Линьков невольно усмехнулся: ну и денек – с кем ни поговори, каждый тебе в обязательном порядке навязывает новую версию.
– Я ведь для тебя по дружбе стараюсь, – огорченно сказал Валентин.
– Не много же ты настарался, – констатировал Савченко, старательно завязывая тесемки разбухшей папки. – Вчера шантаж, сегодня шантаж…
– Сегодня уже два шантажа вместе, – поправил Линьков. – Мой шантаж плюс его личный шантаж. Ты как собираешься продолжать. Валя, в арифметической прогрессии или в геометрической? Да ладно, не обижайся! Я же ценю! Спасибо, друг, друзья познаются в беде, пришла беда – отворяй ворота, но, вместе с тем, семь бед – один ответ! Понятно тебе?
– Иди, иди, Александр, – сказал Савченко, ухмыляясь. – Ты, того гляди, начнешь нам таблицу умножения наизусть цитировать! Нечего тут своим культурным уровнем щеголять, мы сами с усами.
– И то пойду! – Линьков, кряхтя, поднялся с дивана. – Дома, конечно, лучше, но в гостях тоже весело. Пойду повеселюсь малость.
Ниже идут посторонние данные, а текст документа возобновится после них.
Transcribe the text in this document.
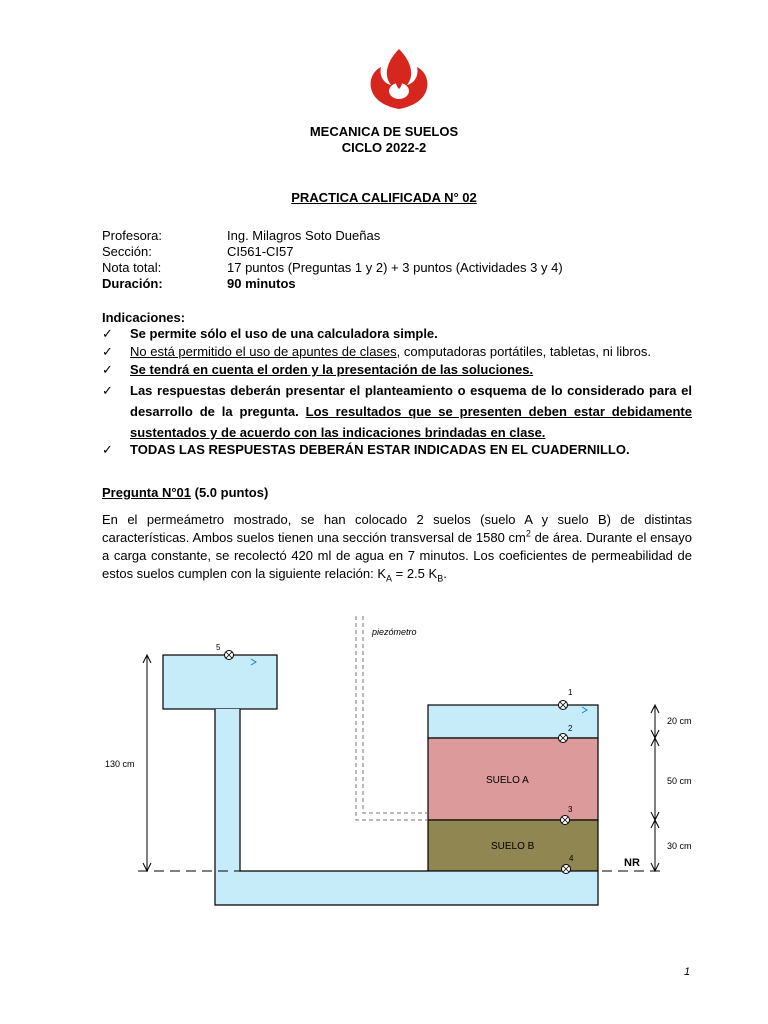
MECANICA DE SUELOS
CICLO 2022-2
PRACTICA CALIFICADA N° 02
Profesora:	Ing. Milagros Soto Dueñas
Sección:	CI561-CI57
Nota total:	17 puntos (Preguntas 1 y 2) + 3 puntos (Actividades 3 y 4)
Duración:	90 minutos
Indicaciones:
✓ Se permite sólo el uso de una calculadora simple.
✓ No está permitido el uso de apuntes de clases, computadoras portátiles, tabletas, ni libros.
✓ Se tendrá en cuenta el orden y la presentación de las soluciones.
✓ Las respuestas deberán presentar el planteamiento o esquema de lo considerado para el desarrollo de la pregunta. Los resultados que se presenten deben estar debidamente sustentados y de acuerdo con las indicaciones brindadas en clase.
✓ TODAS LAS RESPUESTAS DEBERÁN ESTAR INDICADAS EN EL CUADERNILLO.
Pregunta N°01 (5.0 puntos)
En el permeámetro mostrado, se han colocado 2 suelos (suelo A y suelo B) de distintas características. Ambos suelos tienen una sección transversal de 1580 $cm^2$ de área. Durante el ensayo a carga constante, se recolectó 420 ml de agua en 7 minutos. Los coeficientes de permeabilidad de estos suelos cumplen con la siguiente relación: $K_A = 2.5$ $K_B$.
piezómetro
SUELO A
SUELO B
NR
130 cm
20 cm
50 cm
30 cm
5
1
2
3
4
1
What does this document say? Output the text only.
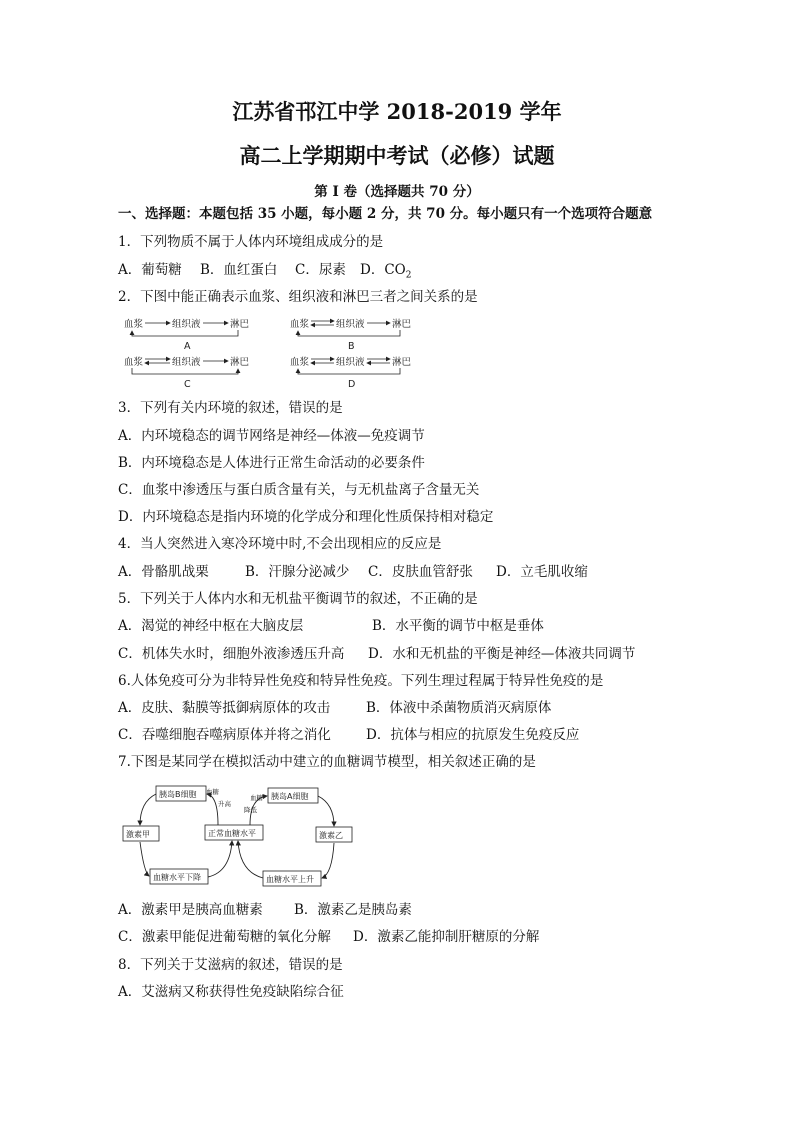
江苏省邗江中学 2018-2019 学年
高二上学期期中考试（必修）试题
第 I 卷（选择题共 70 分）
一、选择题：本题包括 35 小题，每小题 2 分，共 70 分。每小题只有一个选项符合题意
1．下列物质不属于人体内环境组成成分的是
A．葡萄糖 B．血红蛋白 C．尿素 D．$CO_2$
2．下图中能正确表示血浆、组织液和淋巴三者之间关系的是
血浆	组织液	淋巴
A
血浆	组织液	淋巴
B
血浆	组织液	淋巴
C
血浆	组织液	淋巴
D
3．下列有关内环境的叙述，错误的是
A．内环境稳态的调节网络是神经—体液—免疫调节
B．内环境稳态是人体进行正常生命活动的必要条件
C．血浆中渗透压与蛋白质含量有关，与无机盐离子含量无关
D．内环境稳态是指内环境的化学成分和理化性质保持相对稳定
4．当人突然进入寒冷环境中时,不会出现相应的反应是
A．骨骼肌战栗	B．汗腺分泌减少 C．皮肤血管舒张 D．立毛肌收缩
5．下列关于人体内水和无机盐平衡调节的叙述，不正确的是
A．渴觉的神经中枢在大脑皮层	B．水平衡的调节中枢是垂体
C．机体失水时，细胞外液渗透压升高 D．水和无机盐的平衡是神经—体液共同调节
6.人体免疫可分为非特异性免疫和特异性免疫。下列生理过程属于特异性免疫的是
A．皮肤、黏膜等抵御病原体的攻击	B．体液中杀菌物质消灭病原体
C．吞噬细胞吞噬病原体并将之消化	D．抗体与相应的抗原发生免疫反应
7.下图是某同学在模拟活动中建立的血糖调节模型，相关叙述正确的是
胰岛B细胞	胰岛A细胞
正常血糖水平
激素甲	激素乙
血糖水平下降	血糖水平上升
血糖
升高
血糖
降低
A．激素甲是胰高血糖素 B．激素乙是胰岛素
C．激素甲能促进葡萄糖的氧化分解 D．激素乙能抑制肝糖原的分解
8．下列关于艾滋病的叙述，错误的是
A．艾滋病又称获得性免疫缺陷综合征
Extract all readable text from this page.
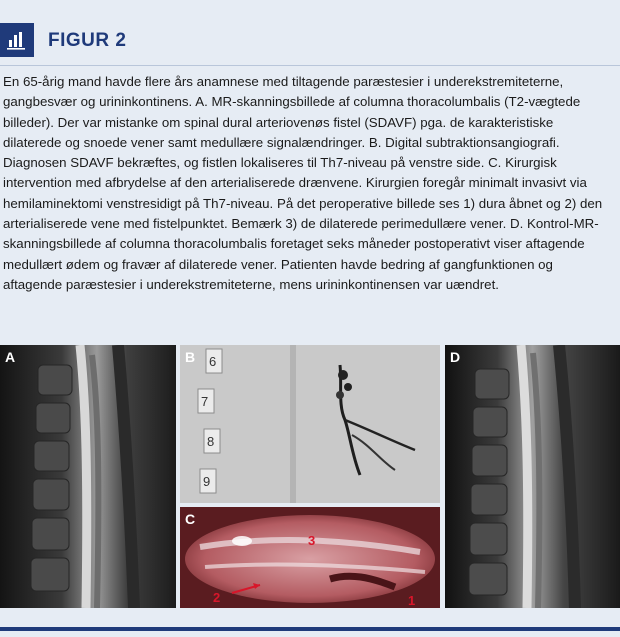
FIGUR 2
En 65-årig mand havde flere års anamnese med tiltagende paræstesier i underekstremiteterne, gangbesvær og urininkontinens. A. MR-skanningsbillede af columna thoracolumbalis (T2-vægtede billeder). Der var mistanke om spinal dural arteriovenøs fistel (SDAVF) pga. de karakteristiske dilaterede og snoede vener samt medullære signalændringer. B. Digital subtraktionsangiografi. Diagnosen SDAVF bekræftes, og fistlen lokaliseres til Th7-niveau på venstre side. C. Kirurgisk intervention med afbrydelse af den arterialiserede drænvene. Kirurgien foregår minimalt invasivt via hemilaminektomi venstresidigt på Th7-niveau. På det peroperative billede ses 1) dura åbnet og 2) den arterialiserede vene med fistelpunktet. Bemærk 3) de dilaterede perimedullære vener. D. Kontrol-MR-skanningsbillede af columna thoracolumbalis foretaget seks måneder postoperativt viser aftagende medullært ødem og fravær af dilaterede vener. Patienten havde bedring af gangfunktionen og aftagende paræstesier i underekstremiteterne, mens urininkontinensen var uændret.
A	B 6
7
8
9
C
3
2	1
D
– В институт идешь? – завистливо спросил Валентин, уже забывший обиду.
– И в институт, и еще кое-куда, – таинственно прошептал Линьков. – До свидания, друзья, и благодарю за все, включая шантаж!
В городской библиотеке Линьков предъявил свое удостоверение и сказал нарочито небрежным тоном, что его интересует один вопрос: можно ли при помощи библиотечного учета установить, кто и сколько времени был в читальном зале в тот или иной день. Заведующая читальным залом, маленькая энергичная женщина, проницательно поглядела на него сквозь толстые линзы очков.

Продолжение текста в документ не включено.